The Court concludes that CCP §337.15(e) does not apply because the deficiency was
discovered when the P1 were in possession of the home and tolling does not apply under these
circumstances.
2. Whether the ten year statute bars Defendants’ Cross-Complaints against CD.
CCP §337.15 requires that a suit to recover damages for a latent design or construction
defect be brought within ten years of the date of substantial completion of the improvement,
regardless of the date of discovery of the defect. The statute is an absolute bar, to which there is
only one exception in section CCP §337.15(c). This applies in actions for indemnity filed outside
the ten year period if the main action has been brought within the ten years. In this case,
Plaintiff’s complaint, the main action, was not brought within the absolute ten year limit.

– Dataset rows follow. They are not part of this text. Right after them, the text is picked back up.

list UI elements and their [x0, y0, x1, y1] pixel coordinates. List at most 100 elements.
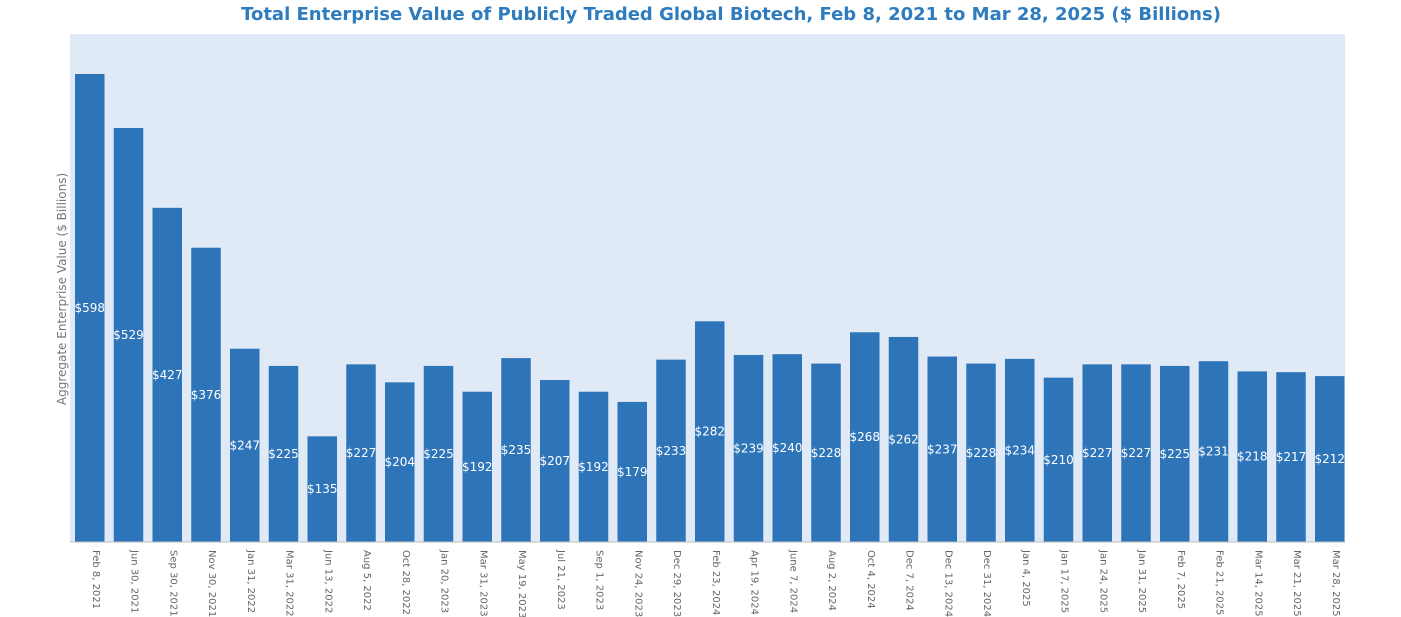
bar — [733, 354, 764, 542]
y-axis-label: Aggregate Enterprise Value ($ Billions) — [55, 173, 69, 405]
bar-value-label: $210 — [1043, 453, 1074, 467]
x-tick-label: Mar 14, 2025 — [1252, 550, 1263, 617]
bar — [462, 391, 492, 542]
bar — [540, 380, 570, 542]
bar-value-label: $212 — [1314, 452, 1345, 466]
bar-value-label: $233 — [656, 444, 687, 458]
bar — [578, 391, 609, 542]
x-tick-label: May 19, 2023 — [516, 550, 527, 617]
bar-value-label: $225 — [268, 447, 299, 461]
x-tick-label: Dec 7, 2024 — [904, 550, 915, 611]
bar-value-label: $227 — [346, 446, 377, 460]
x-tick-label: Jul 21, 2023 — [555, 549, 566, 610]
bar — [152, 207, 182, 542]
x-tick-label: Jun 13, 2022 — [322, 549, 333, 613]
x-tick-label: Aug 2, 2024 — [826, 550, 837, 611]
bar — [1121, 364, 1151, 542]
x-tick-label: Sep 30, 2021 — [167, 550, 178, 617]
x-tick-label: Feb 23, 2024 — [710, 550, 721, 615]
bar-value-label: $218 — [1237, 450, 1268, 464]
bar-value-label: $231 — [1198, 445, 1229, 459]
bar-value-label: $235 — [501, 443, 532, 457]
x-tick-label: Jan 31, 2022 — [245, 549, 256, 613]
bar — [113, 128, 144, 543]
x-tick-label: Feb 8, 2021 — [90, 550, 101, 609]
bar-value-label: $427 — [152, 368, 183, 382]
x-tick-label: Dec 13, 2024 — [942, 550, 953, 617]
x-tick-label: Jan 31, 2025 — [1136, 549, 1147, 613]
bar — [75, 74, 105, 543]
bar-value-label: $135 — [307, 482, 338, 496]
bar — [230, 348, 260, 542]
x-tick-label: Feb 21, 2025 — [1214, 550, 1225, 615]
chart-title: Total Enterprise Value of Publicly Trade… — [241, 4, 1221, 25]
bar — [346, 364, 376, 542]
bar — [501, 358, 531, 542]
bar-value-label: $376 — [191, 388, 222, 402]
x-tick-label: Nov 30, 2021 — [206, 550, 217, 617]
x-tick-label: Aug 5, 2022 — [361, 550, 372, 611]
bar-value-label: $207 — [539, 454, 570, 468]
x-tick-label: Dec 29, 2023 — [671, 550, 682, 617]
bar — [268, 365, 299, 542]
bar — [1276, 372, 1306, 542]
bar-value-label: $228 — [811, 446, 842, 460]
bars-group — [75, 74, 1345, 543]
x-tick-label: Jan 17, 2025 — [1059, 549, 1070, 613]
x-tick-label: June 7, 2024 — [787, 549, 798, 613]
bar-value-label: $247 — [229, 438, 260, 452]
x-tick-label: Mar 28, 2025 — [1330, 550, 1341, 617]
bar-value-label: $237 — [927, 442, 958, 456]
x-tick-label: Oct 4, 2024 — [865, 550, 876, 609]
bar-value-label: $179 — [617, 465, 648, 479]
bar-value-label: $227 — [1082, 446, 1113, 460]
bar — [1198, 361, 1229, 542]
bar — [1005, 358, 1035, 542]
bar — [927, 356, 957, 542]
x-tick-label: Dec 31, 2024 — [981, 550, 992, 617]
bar — [966, 363, 996, 542]
bar-value-label: $268 — [849, 430, 880, 444]
bar — [811, 363, 841, 542]
bar-value-label: $529 — [113, 328, 144, 342]
x-tick-labels-group: Feb 8, 2021 Jun 30, 2021 Sep 30, 2021 Nov 3… — [90, 549, 1341, 617]
bar — [656, 359, 686, 542]
x-tick-label: Oct 28, 2022 — [400, 550, 411, 615]
bar — [1043, 377, 1074, 542]
x-tick-label: Feb 7, 2025 — [1175, 550, 1186, 609]
bar-value-label: $192 — [462, 460, 493, 474]
bar — [850, 332, 880, 542]
bar — [617, 401, 647, 542]
bar-value-label: $598 — [74, 301, 105, 315]
bar-labels-group: $598 $529 $427 $376 $247 $225 $135 $227 $204 $225… — [74, 301, 1345, 496]
x-tick-label: Apr 19, 2024 — [749, 550, 760, 615]
bar — [772, 354, 802, 542]
x-tick-label: Jun 30, 2021 — [129, 549, 140, 613]
bar — [1237, 371, 1267, 542]
x-tick-label: Mar 31, 2023 — [477, 550, 488, 617]
bar — [423, 365, 454, 542]
bar-value-label: $225 — [423, 447, 454, 461]
x-tick-label: Mar 31, 2022 — [284, 550, 295, 617]
bar — [1315, 376, 1345, 542]
bar-value-label: $234 — [1004, 443, 1035, 457]
bar-value-label: $240 — [772, 441, 803, 455]
bar — [888, 336, 919, 542]
x-tick-label: Jan 24, 2025 — [1097, 549, 1108, 613]
x-tick-label: Jan 20, 2023 — [439, 549, 450, 613]
bar — [307, 436, 337, 542]
bar — [695, 321, 725, 542]
bar — [191, 247, 221, 542]
bar-value-label: $228 — [966, 446, 997, 460]
bar — [385, 382, 415, 542]
bar-value-label: $225 — [1159, 447, 1190, 461]
bar-value-label: $239 — [733, 441, 764, 455]
bar-value-label: $262 — [888, 432, 919, 446]
x-tick-label: Mar 21, 2025 — [1291, 550, 1302, 617]
bar — [1160, 365, 1190, 542]
bar-value-label: $217 — [1276, 450, 1307, 464]
bar-value-label: $282 — [694, 425, 725, 439]
bar — [1082, 364, 1112, 542]
x-tick-label: Jan 4, 2025 — [1020, 549, 1031, 607]
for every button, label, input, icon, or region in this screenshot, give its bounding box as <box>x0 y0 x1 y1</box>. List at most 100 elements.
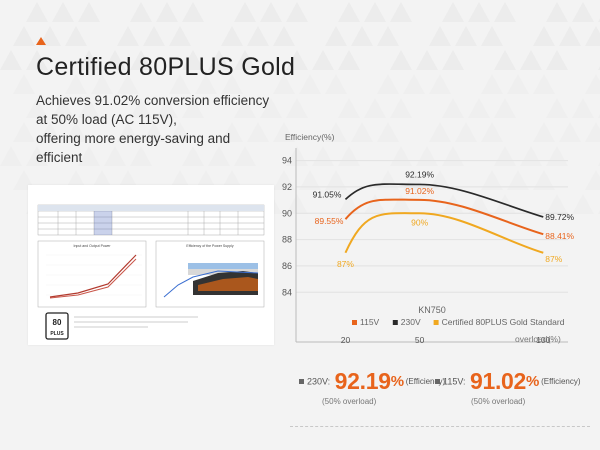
background-triangle <box>559 26 581 46</box>
divider <box>290 426 590 427</box>
background-triangle <box>377 122 399 142</box>
background-triangle <box>442 50 464 70</box>
summary-bullet-icon <box>435 379 440 384</box>
background-triangle <box>286 50 308 70</box>
background-triangle <box>572 2 594 22</box>
background-triangle <box>208 50 230 70</box>
background-triangle <box>52 2 74 22</box>
summary-bullet-icon <box>299 379 304 384</box>
background-triangle <box>442 98 464 118</box>
background-triangle <box>182 2 204 22</box>
background-triangle <box>507 170 529 190</box>
background-triangle <box>481 170 503 190</box>
background-triangle <box>494 2 516 22</box>
data-label: 89.55% <box>315 216 344 226</box>
background-triangle <box>520 50 542 70</box>
background-triangle <box>390 50 412 70</box>
background-triangle <box>546 50 568 70</box>
background-triangle <box>546 194 568 214</box>
background-triangle <box>234 146 256 166</box>
background-triangle <box>247 26 269 46</box>
y-tick-label: 92 <box>282 182 292 192</box>
data-label: 92.19% <box>405 169 434 179</box>
background-triangle <box>481 122 503 142</box>
summary-efficiency-label: (Efficiency) <box>541 377 581 386</box>
background-triangle <box>533 74 555 94</box>
background-triangle <box>533 170 555 190</box>
background-triangle <box>481 74 503 94</box>
data-label: 87% <box>545 254 562 264</box>
background-triangle <box>104 146 126 166</box>
background-triangle <box>364 194 386 214</box>
background-triangle <box>221 26 243 46</box>
accent-triangle-icon <box>36 37 46 45</box>
background-triangle <box>39 122 61 142</box>
background-triangle <box>481 26 503 46</box>
background-triangle <box>494 50 516 70</box>
legend-label: 115V <box>360 317 380 327</box>
background-triangle <box>429 26 451 46</box>
test-report-image: Input and Output Power Efficiency of the… <box>28 185 274 345</box>
background-triangle <box>286 2 308 22</box>
background-triangle <box>234 2 256 22</box>
x-tick-label: 50 <box>415 335 425 345</box>
summary-note: (50% overload) <box>322 397 377 406</box>
background-triangle <box>455 26 477 46</box>
background-triangle <box>468 2 490 22</box>
subtitle-line: Achieves 91.02% conversion efficiency <box>36 93 270 108</box>
background-triangle <box>26 98 48 118</box>
background-triangle <box>13 122 35 142</box>
background-triangle <box>169 122 191 142</box>
subtitle-line: efficient <box>36 150 83 165</box>
data-label: 91.05% <box>313 189 342 199</box>
background-triangle <box>299 170 321 190</box>
series-line <box>344 198 544 236</box>
summary-note: (50% overload) <box>471 397 526 406</box>
background-triangle <box>78 2 100 22</box>
background-triangle <box>273 170 295 190</box>
background-triangle <box>208 146 230 166</box>
background-triangle <box>117 122 139 142</box>
y-axis-title: Efficiency(%) <box>285 132 335 142</box>
chart-title: KN750 <box>418 305 446 315</box>
background-triangle <box>286 194 308 214</box>
summary-label: 230V: <box>307 376 331 387</box>
background-triangle <box>390 98 412 118</box>
logo-text-80: 80 <box>53 318 62 327</box>
summary-efficiency-label: (Efficiency) <box>405 377 446 386</box>
summary-115v: 115V: 91.02% (Efficiency) <box>435 368 581 395</box>
background-triangle <box>299 74 321 94</box>
background-triangle <box>559 122 581 142</box>
background-triangle <box>234 50 256 70</box>
summary-unit: % <box>390 373 404 390</box>
legend-swatch <box>352 320 357 325</box>
report-chart2-title: Efficiency of the Power Supply <box>186 244 233 248</box>
background-triangle <box>78 146 100 166</box>
background-triangle <box>130 50 152 70</box>
background-triangle <box>13 26 35 46</box>
background-triangle <box>572 98 594 118</box>
legend-label: 230V <box>401 317 421 327</box>
summary-value: 91.02 <box>469 368 527 394</box>
summary-230v: 230V: 92.19% (Efficiency) <box>299 368 445 395</box>
background-triangle <box>377 26 399 46</box>
background-triangle <box>494 98 516 118</box>
background-triangle <box>65 122 87 142</box>
page-title: Certified 80PLUS Gold <box>36 53 296 81</box>
background-triangle <box>143 26 165 46</box>
background-triangle <box>221 74 243 94</box>
background-triangle <box>0 50 22 70</box>
background-triangle <box>325 122 347 142</box>
background-triangle <box>65 26 87 46</box>
background-triangle <box>585 74 600 94</box>
background-triangle <box>572 194 594 214</box>
data-label: 88.41% <box>545 231 574 241</box>
background-triangle <box>130 98 152 118</box>
background-triangle <box>130 146 152 166</box>
background-triangle <box>26 2 48 22</box>
background-triangle <box>169 26 191 46</box>
summary-label: 115V: <box>443 376 466 387</box>
y-tick-label: 94 <box>282 156 292 166</box>
background-triangle <box>585 26 600 46</box>
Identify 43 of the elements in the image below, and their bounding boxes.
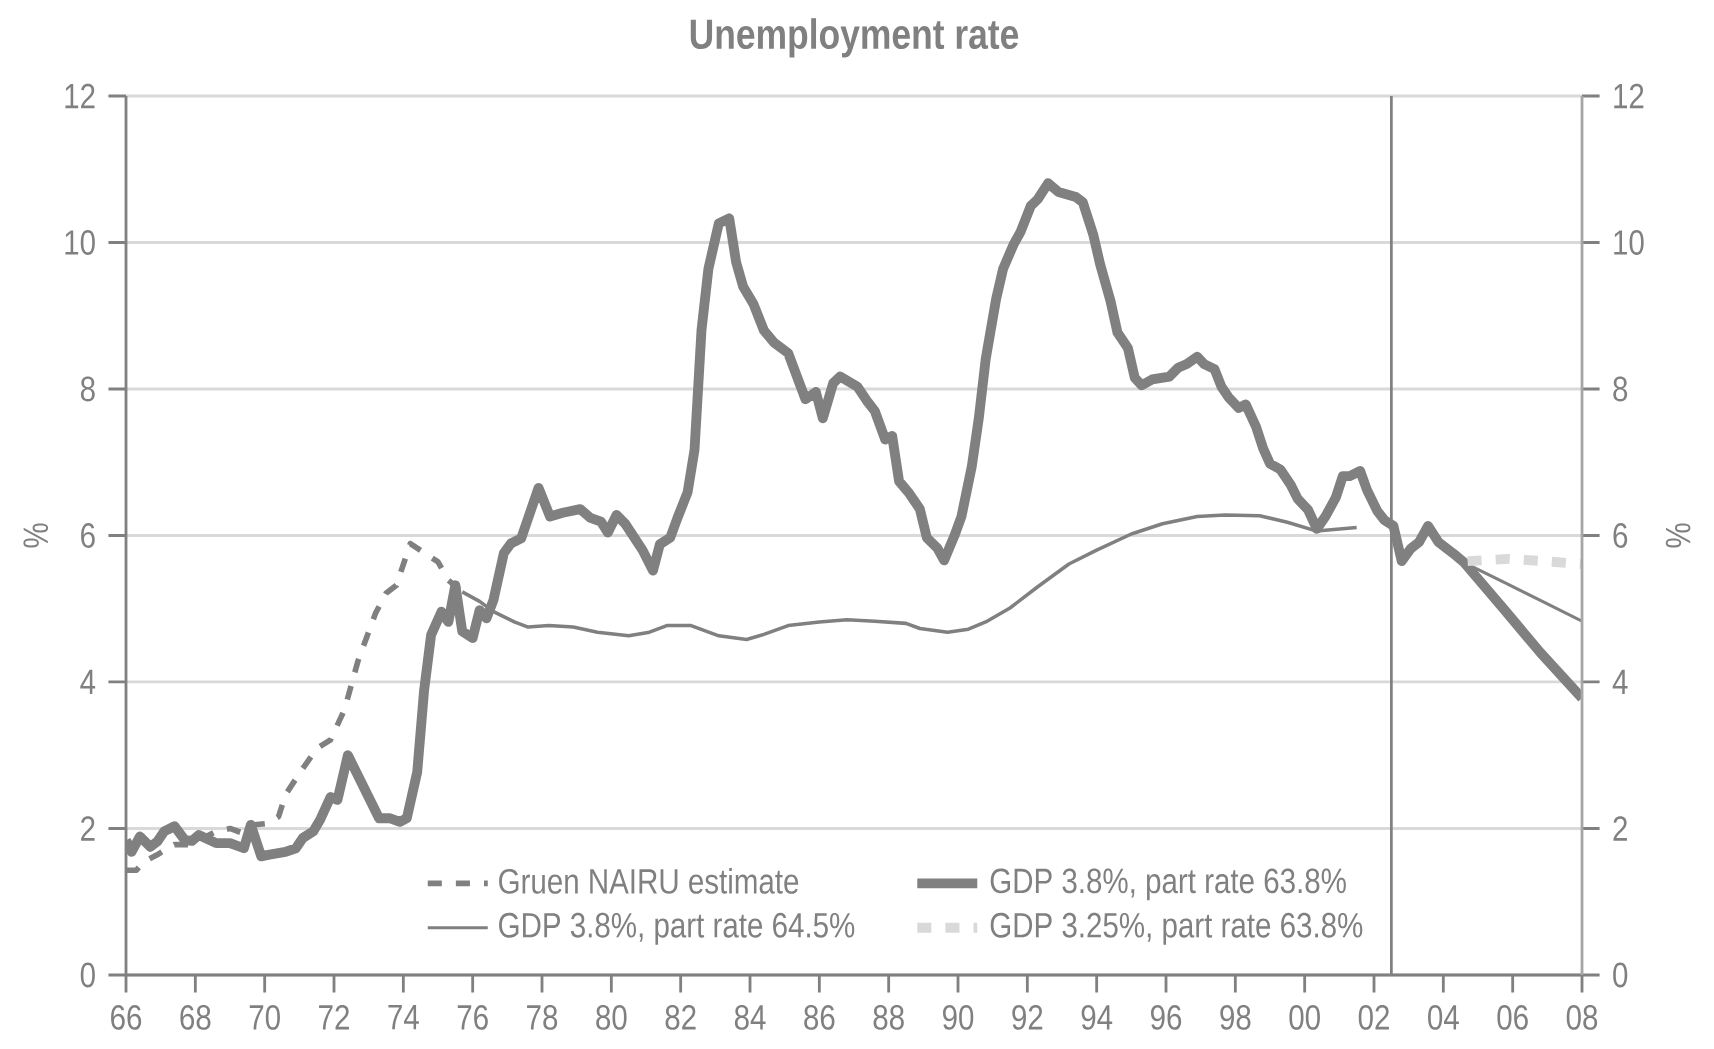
- x-tick-label: 80: [596, 1004, 627, 1030]
- chart-title: Unemployment rate: [690, 18, 1019, 58]
- x-tick-label: 88: [873, 1004, 904, 1030]
- x-tick-label: 08: [1566, 1004, 1598, 1030]
- y-tick-label: 8: [80, 376, 95, 402]
- y2-axis-title: %: [1665, 523, 1691, 548]
- x-tick-label: 72: [319, 1004, 349, 1030]
- legend-label: GDP 3.25%, part rate 63.8%: [990, 912, 1363, 945]
- y-tick-label: 2: [81, 816, 95, 841]
- y-axis-title: %: [23, 523, 49, 548]
- x-tick-label: 86: [804, 1004, 835, 1030]
- y-tick-label: 6: [81, 523, 95, 548]
- legend-label: GDP 3.8%, part rate 64.5%: [499, 912, 855, 945]
- y2-tick-label: 6: [1613, 523, 1628, 548]
- x-tick-label: 04: [1428, 1004, 1459, 1030]
- x-tick-label: 96: [1150, 1004, 1182, 1030]
- x-tick-label: 98: [1220, 1004, 1251, 1030]
- x-tick-label: 78: [527, 1004, 558, 1030]
- y-tick-label: 12: [65, 83, 95, 109]
- y2-tick-label: 10: [1614, 230, 1644, 255]
- x-tick-label: 00: [1289, 1004, 1320, 1030]
- x-tick-label: 70: [249, 1004, 280, 1030]
- y2-tick-label: 12: [1614, 83, 1644, 109]
- legend-label: Gruen NAIRU estimate: [499, 868, 799, 894]
- x-tick-label: 90: [942, 1004, 974, 1030]
- x-tick-label: 94: [1081, 1004, 1113, 1030]
- legend-label: GDP 3.8%, part rate 63.8%: [990, 868, 1346, 901]
- x-tick-label: 76: [457, 1004, 488, 1030]
- y2-tick-label: 2: [1613, 816, 1627, 841]
- x-tick-label: 66: [111, 1004, 142, 1030]
- x-tick-label: 06: [1497, 1004, 1528, 1030]
- y2-tick-label: 4: [1612, 669, 1628, 695]
- y-tick-label: 0: [80, 962, 95, 988]
- x-tick-label: 82: [665, 1004, 696, 1030]
- x-tick-label: 74: [388, 1004, 419, 1030]
- y2-tick-label: 0: [1613, 962, 1628, 988]
- x-tick-label: 84: [734, 1004, 766, 1030]
- x-tick-label: 92: [1012, 1004, 1043, 1030]
- y2-tick-label: 8: [1613, 376, 1628, 402]
- x-tick-label: 68: [180, 1004, 211, 1030]
- x-tick-label: 02: [1358, 1004, 1389, 1030]
- y-tick-label: 10: [65, 230, 95, 255]
- y-tick-label: 4: [80, 669, 96, 695]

Therefore, Defendants’ Cross-Complaint for indemnity against CD, filed on May 4, 2012, is also
untimely and thus barred by the absolute ten year limitations period.
Judgment
To the extent this decision has not elaborated upon certain arguments advanced by the parties, or
evidence received, these arguments and evidence have, nonetheless been considered by the
Court. After consideration of all the evidence, pre- and post- trial briefs and arguments of
counsel, judgment will be entered as follows:
1. The Complaint is barred by §CCP 377.15(g) (2).